Nello stato nascente, abbiamo l’impressione che sia finito un periodo di prigionia. Ci eravamo piegati, per pigrizia, per passività, per paura. (…) Adesso sappiamo quali sono i nostri veri desideri, conosciamo la nostra vera essenza. Leggendo questo passo di Alberoni ho pensato all’amore tra Andrea e Kuno, a quell’essersi improvvisamente “riconosciuti”. Cosa ne pensi?

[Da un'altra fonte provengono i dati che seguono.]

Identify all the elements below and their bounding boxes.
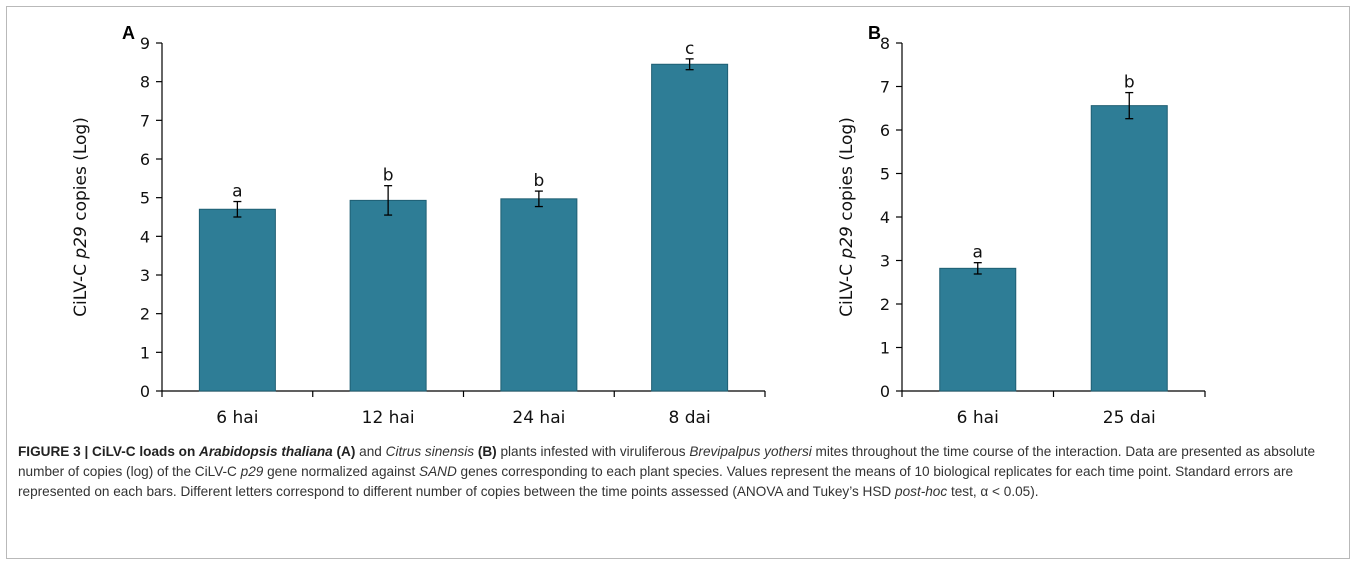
caption-gene: p29: [240, 464, 264, 479]
y-tick-label: 2: [140, 305, 150, 324]
y-tick-label: 7: [880, 78, 890, 97]
y-axis-label: CiLV-C p29 copies (Log): [71, 117, 91, 317]
y-tick-label: 4: [140, 227, 150, 246]
chart-a: A 0 1 2 3 4 5 6 7 8 9 CiLV-C p29 copies (Log) a 6 hai…: [71, 23, 766, 428]
caption-species-a: Arabidopsis thaliana: [199, 444, 333, 459]
y-tick-label: 7: [140, 111, 150, 130]
bar: [349, 199, 427, 392]
caption-posthoc: post-hoc: [895, 484, 948, 499]
significance-letter: b: [533, 171, 544, 191]
y-tick-label: 0: [880, 382, 890, 401]
caption-label: FIGURE 3 | CiLV-C loads on: [18, 444, 200, 459]
y-tick-label: 5: [140, 189, 150, 208]
significance-letter: a: [973, 243, 983, 263]
caption-tag-a: (A): [336, 444, 356, 459]
bar: [198, 208, 276, 392]
bar: [939, 267, 1017, 392]
y-axis-label: CiLV-C p29 copies (Log): [837, 117, 857, 317]
y-tick-label: 6: [140, 150, 150, 169]
x-tick-label: 24 hai: [512, 408, 565, 428]
y-tick-label: 2: [880, 295, 890, 314]
bar: [1090, 105, 1168, 392]
significance-letter: b: [383, 166, 394, 186]
caption-text5: test, α < 0.05).: [947, 484, 1039, 499]
y-tick-label: 1: [880, 339, 890, 358]
caption-text1: plants infested with viruliferous: [496, 444, 690, 459]
significance-letter: c: [685, 39, 694, 59]
x-tick-label: 8 dai: [669, 408, 711, 428]
caption-and: and: [355, 444, 386, 459]
caption-tag-b: (B): [477, 444, 497, 459]
caption-mite: Brevipalpus yothersi: [689, 444, 812, 459]
y-tick-label: 0: [140, 382, 150, 401]
x-tick-label: 25 dai: [1103, 408, 1156, 428]
panel-letter: A: [122, 23, 135, 43]
panel-letter: B: [868, 23, 881, 43]
y-tick-label: 4: [880, 208, 890, 227]
y-tick-label: 8: [140, 73, 150, 92]
y-tick-label: 8: [880, 34, 890, 53]
y-tick-label: 9: [140, 34, 150, 53]
bar: [651, 63, 729, 392]
x-tick-label: 12 hai: [362, 408, 415, 428]
caption-text2: mites throughout the time course of the …: [18, 444, 1316, 479]
y-tick-label: 3: [140, 266, 150, 285]
significance-letter: b: [1124, 73, 1135, 93]
figure-frame: [6, 6, 1350, 559]
caption-text3: gene normalized against: [263, 464, 419, 479]
caption-text4: genes corresponding to each plant specie…: [18, 464, 1294, 499]
y-tick-label: 1: [140, 343, 150, 362]
bar: [500, 198, 578, 392]
y-tick-label: 3: [880, 252, 890, 271]
y-tick-label: 5: [880, 165, 890, 184]
caption-ref: SAND: [419, 464, 457, 479]
y-tick-label: 6: [880, 121, 890, 140]
figure-caption: FIGURE 3 | CiLV-C loads on Arabidopsis t…: [18, 442, 1338, 502]
x-tick-label: 6 hai: [957, 408, 999, 428]
chart-b: B 0 1 2 3 4 5 6 7 8 CiLV-C p29 copies (Log) a 6 hai b…: [837, 23, 1206, 428]
x-tick-label: 6 hai: [216, 408, 258, 428]
caption-species-b: Citrus sinensis: [385, 444, 475, 459]
significance-letter: a: [232, 182, 242, 202]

«Alberoni? Ovviamente mi piace, farei solo una precisazione: ci si innamora quando si è già in fase di espansione. Non è l’amore che genera espansione, ma piuttosto il contrario. Se siamo contratti non incontriamo noi stessi, meno che mai con la nostra immagine specchiata negli altri. Se siamo contratti non ci rendiamo conto di essere lo stesso corpo che si finge due per non sottrarsi al gioco dell’amore. Ma essere contratti non è un male, è solo uno stato che magari ci prepara ad altro. Andrea è lo specchio di Kuno, Kuno lo specchio di Andrea. E tu, cara mia, sei il mio adesso ed io il tuo. Sto parlando con me, attraverso l’idea di te, ma tu non esisti separata da me che piaccia o no alla tua mente».